A trip to outer space can wreak havoc on the human body.

Muscles atrophy, bones become porous and immune systems degrade in low gravity.

These effects, as frightening as they may sound, tend to be temporary. Astronauts returning from extended stays at the International Space Station mostly recover within a few months.

With initial funding of $25 million, the University of Pittsburgh’s new Trivedi Institute for Space and Global Biomedicine aims to study the medical challenges that occur in space to improve human health on Earth.

“That combination, the rapid onset and recovery in otherwise very healthy people, gives us a powerful window into aging, chronic disease and resilience,” Kate Rubins, a Pitt professor and the institute’s founding director, said during a press conference Thursday. “And it allows us to see biological mechanisms that are slow or hidden on Earth.”

Rubins, a NASA astronaut for 16 years and the first person to sequence DNA in space, is leading the institute alongside geneticist, space biologist and Pitt professor of surgery Chris Mason. Together, the longtime collaborators embody the university’s strengths in cutting-edge science and medicine.

Ashok Trivedi, the institute’s namesake, is providing much of the $25 million, with the rest coming from the university. His contribution underpins the creation of the first center of its kind in the country.

The Pittsburgh-based entrepreneur and philanthropist is a physicist by training. But since the roughly $4 billion sale of his information technology firm IGATE in 2015, he’s turned his attention toward what he believes is science’s most fruitful frontier.

“Physics has reached a level of creative maturity, while at the same time biological sciences are bubbling with youthful excitement,” Trivedi said. “That’s why I believe this coming century belongs to biological sciences.”

The institute is pursuing scientific breakthroughs on how microgravity and radiation — another hazard of space — effect cell growth and disease progression. But they’re also looking to apply experiences of diagnosing and treating maladies in space to other limited-resource environments, like rural communities and disaster zones.

For instance, astronauts have pioneered the use of handheld ultrasound machines with guidance from remote technicians — a process that could be replicated in places where sonographers are scarce.

The institute is starting with a nucleus of Northeastern universities, including Carnegie Mellon University, but has ambitions of becoming a global network.
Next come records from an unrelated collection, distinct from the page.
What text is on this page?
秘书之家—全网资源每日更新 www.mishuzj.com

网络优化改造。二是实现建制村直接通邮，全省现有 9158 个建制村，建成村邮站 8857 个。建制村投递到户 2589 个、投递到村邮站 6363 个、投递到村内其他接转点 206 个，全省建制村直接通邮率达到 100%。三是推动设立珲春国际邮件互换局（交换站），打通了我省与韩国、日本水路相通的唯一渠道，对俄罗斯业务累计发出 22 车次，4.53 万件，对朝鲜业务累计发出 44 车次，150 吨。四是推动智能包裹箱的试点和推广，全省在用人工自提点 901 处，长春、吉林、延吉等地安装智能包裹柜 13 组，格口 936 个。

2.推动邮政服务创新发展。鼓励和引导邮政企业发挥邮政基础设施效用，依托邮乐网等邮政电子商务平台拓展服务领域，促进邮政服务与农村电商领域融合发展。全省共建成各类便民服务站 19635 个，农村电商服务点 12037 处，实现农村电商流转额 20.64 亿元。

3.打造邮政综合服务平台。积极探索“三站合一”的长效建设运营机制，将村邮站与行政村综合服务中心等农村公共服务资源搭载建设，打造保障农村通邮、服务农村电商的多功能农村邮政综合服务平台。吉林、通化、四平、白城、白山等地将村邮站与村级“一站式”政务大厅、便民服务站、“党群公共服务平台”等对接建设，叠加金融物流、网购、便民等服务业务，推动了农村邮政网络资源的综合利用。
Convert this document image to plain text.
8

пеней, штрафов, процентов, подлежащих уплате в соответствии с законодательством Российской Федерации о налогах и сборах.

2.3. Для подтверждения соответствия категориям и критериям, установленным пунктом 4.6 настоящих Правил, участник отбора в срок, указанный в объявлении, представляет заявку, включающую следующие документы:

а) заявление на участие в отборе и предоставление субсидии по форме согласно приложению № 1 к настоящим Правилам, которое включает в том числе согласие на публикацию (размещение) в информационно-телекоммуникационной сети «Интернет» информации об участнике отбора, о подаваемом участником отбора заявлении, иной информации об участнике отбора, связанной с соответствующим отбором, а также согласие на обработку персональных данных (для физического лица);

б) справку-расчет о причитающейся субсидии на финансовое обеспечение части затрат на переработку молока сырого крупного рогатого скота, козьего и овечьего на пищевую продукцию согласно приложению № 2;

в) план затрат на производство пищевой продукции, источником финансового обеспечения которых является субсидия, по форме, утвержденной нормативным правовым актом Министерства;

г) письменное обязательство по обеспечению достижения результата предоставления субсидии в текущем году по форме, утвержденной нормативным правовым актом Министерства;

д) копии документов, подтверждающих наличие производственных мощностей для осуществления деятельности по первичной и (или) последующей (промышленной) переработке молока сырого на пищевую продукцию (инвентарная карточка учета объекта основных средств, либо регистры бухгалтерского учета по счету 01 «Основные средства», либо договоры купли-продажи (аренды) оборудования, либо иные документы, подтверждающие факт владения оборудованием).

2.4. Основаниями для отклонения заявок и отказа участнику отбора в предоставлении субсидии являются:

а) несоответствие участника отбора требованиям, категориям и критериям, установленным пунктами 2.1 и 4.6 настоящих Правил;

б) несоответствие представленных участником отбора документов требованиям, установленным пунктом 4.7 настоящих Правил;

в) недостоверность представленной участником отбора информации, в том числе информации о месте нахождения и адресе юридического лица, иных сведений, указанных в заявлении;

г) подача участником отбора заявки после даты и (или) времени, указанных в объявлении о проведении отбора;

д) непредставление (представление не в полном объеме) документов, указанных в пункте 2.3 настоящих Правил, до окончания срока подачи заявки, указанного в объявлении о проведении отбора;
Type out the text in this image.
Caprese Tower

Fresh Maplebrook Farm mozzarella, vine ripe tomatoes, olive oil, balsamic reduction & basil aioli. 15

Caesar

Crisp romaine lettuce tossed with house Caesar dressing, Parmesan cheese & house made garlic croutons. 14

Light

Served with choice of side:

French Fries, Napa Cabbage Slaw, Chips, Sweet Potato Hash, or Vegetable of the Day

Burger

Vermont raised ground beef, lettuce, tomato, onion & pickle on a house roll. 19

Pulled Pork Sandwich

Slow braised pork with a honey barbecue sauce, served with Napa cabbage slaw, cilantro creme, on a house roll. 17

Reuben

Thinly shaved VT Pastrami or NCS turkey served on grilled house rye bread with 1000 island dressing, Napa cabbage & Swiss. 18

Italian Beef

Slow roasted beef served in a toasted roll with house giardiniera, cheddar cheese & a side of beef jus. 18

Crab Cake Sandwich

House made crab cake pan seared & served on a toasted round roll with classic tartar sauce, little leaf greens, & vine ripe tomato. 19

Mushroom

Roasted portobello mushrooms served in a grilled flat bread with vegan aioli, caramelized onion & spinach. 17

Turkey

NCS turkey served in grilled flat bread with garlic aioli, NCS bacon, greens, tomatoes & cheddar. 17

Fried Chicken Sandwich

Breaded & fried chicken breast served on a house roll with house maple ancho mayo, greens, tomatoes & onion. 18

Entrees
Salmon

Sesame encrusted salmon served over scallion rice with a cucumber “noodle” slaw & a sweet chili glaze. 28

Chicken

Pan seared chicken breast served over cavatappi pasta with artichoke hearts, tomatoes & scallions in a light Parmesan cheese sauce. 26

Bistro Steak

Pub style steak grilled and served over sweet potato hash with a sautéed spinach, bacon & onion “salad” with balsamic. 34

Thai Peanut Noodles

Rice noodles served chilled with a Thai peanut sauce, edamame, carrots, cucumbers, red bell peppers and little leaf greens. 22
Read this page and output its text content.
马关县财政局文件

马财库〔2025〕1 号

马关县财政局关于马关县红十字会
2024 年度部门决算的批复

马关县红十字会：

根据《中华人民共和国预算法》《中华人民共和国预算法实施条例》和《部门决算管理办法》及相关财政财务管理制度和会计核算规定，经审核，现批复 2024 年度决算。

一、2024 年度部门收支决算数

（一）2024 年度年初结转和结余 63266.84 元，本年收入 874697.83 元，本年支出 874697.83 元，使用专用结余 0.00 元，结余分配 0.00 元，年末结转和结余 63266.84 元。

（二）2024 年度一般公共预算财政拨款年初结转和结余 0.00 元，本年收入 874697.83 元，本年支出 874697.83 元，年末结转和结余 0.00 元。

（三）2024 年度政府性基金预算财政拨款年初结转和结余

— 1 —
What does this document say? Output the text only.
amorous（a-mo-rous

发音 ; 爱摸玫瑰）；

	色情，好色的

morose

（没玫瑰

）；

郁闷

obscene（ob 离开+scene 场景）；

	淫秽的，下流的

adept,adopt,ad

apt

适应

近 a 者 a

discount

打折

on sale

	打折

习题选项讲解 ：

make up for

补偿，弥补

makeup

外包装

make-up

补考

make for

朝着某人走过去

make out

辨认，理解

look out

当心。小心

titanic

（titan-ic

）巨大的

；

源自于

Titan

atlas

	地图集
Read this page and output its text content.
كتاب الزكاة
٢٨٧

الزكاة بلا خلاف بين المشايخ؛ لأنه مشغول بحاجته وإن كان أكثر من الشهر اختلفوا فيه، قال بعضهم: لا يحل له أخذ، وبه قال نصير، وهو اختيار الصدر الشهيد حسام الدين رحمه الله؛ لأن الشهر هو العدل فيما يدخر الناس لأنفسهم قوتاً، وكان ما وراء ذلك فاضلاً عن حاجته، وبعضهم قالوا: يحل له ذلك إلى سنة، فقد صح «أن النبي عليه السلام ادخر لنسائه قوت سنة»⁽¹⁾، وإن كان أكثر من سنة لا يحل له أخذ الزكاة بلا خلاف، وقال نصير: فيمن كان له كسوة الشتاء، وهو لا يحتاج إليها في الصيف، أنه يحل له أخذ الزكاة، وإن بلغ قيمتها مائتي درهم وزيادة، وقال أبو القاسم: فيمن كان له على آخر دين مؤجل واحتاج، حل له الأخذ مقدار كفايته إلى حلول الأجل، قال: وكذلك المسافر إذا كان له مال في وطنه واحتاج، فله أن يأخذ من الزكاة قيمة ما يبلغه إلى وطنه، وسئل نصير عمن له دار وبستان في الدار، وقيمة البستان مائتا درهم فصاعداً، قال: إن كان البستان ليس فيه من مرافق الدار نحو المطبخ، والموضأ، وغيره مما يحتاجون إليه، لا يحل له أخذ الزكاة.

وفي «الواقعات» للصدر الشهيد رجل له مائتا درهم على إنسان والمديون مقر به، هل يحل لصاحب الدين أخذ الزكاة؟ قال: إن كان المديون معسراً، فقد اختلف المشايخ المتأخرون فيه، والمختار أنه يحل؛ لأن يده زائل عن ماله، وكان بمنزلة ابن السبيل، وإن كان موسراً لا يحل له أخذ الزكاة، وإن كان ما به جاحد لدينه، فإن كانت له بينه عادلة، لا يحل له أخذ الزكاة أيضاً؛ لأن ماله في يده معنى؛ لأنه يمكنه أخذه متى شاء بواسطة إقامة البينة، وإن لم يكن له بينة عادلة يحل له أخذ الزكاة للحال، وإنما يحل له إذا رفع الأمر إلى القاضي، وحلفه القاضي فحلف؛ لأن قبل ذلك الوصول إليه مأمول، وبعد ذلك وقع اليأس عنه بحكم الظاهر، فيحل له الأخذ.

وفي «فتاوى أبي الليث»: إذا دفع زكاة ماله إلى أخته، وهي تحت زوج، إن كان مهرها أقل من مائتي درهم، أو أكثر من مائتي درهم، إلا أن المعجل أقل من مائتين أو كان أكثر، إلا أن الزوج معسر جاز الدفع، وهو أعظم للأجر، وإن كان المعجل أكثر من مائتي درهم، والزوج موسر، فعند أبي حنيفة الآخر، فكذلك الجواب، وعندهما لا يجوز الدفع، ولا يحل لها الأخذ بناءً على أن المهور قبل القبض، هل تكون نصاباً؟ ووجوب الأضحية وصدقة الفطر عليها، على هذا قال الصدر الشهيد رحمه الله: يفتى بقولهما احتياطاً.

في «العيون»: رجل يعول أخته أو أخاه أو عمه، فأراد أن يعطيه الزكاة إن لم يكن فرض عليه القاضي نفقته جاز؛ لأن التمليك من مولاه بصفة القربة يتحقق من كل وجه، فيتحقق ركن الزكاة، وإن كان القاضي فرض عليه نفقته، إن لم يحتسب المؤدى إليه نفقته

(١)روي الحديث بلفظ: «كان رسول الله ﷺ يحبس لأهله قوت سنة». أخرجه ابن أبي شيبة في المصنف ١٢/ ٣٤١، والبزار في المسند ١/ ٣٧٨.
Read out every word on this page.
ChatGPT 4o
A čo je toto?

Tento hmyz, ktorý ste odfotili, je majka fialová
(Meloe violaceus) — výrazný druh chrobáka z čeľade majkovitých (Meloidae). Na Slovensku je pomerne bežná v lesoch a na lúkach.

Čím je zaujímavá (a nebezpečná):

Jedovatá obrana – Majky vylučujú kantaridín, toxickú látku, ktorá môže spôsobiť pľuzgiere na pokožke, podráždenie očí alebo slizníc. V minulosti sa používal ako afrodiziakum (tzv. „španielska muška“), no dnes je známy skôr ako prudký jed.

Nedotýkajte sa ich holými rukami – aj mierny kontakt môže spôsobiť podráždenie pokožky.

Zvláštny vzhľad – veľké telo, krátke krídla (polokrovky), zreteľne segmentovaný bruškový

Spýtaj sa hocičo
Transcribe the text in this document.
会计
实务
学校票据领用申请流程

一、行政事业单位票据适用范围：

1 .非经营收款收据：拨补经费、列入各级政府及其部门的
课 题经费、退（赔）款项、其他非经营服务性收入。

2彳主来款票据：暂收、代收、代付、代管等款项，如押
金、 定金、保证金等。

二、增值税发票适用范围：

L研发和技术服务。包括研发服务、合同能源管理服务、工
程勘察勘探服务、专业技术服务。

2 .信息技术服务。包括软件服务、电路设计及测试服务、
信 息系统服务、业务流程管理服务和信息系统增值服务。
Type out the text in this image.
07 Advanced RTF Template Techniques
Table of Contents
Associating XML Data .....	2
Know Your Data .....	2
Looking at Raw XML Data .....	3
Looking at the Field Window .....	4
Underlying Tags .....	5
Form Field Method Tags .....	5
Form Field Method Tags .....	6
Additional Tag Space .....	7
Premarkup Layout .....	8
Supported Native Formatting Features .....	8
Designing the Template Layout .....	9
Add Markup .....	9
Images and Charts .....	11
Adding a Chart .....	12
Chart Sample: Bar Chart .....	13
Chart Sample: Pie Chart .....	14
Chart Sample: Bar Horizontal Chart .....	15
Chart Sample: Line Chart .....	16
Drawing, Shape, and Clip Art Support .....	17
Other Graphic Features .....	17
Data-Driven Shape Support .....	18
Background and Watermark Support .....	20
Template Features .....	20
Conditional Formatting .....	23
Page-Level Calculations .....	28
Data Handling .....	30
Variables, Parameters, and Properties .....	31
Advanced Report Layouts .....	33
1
Research merging spaceflight and medicine has historically been concentrated in California, Florida and Texas, according to Mason.

It’s also working on agreements with NASA to use its testing facilities and commercial spaceflight companies to take experiments into orbit. Missions and projects are planned into the 2030s.

Pitt has already carved out a role in the field of spaceflight through its Pitt Space initiative, which was founded in 2024 under the leadership of Afshin Beheshti with a focus on engineering, computations and geology. The centers will coexist and collaborate.

Anantha Shekhar, senior vice chancellor for the health sciences at Pitt, credited Beheshti’s work for inspiring the university to dedicate a whole institute to studying space — not just a single laboratory.

“It all came together and then with the generous donor, now we had the resources to actually recruit great talent and build it at a bigger scale,” Shekhar said.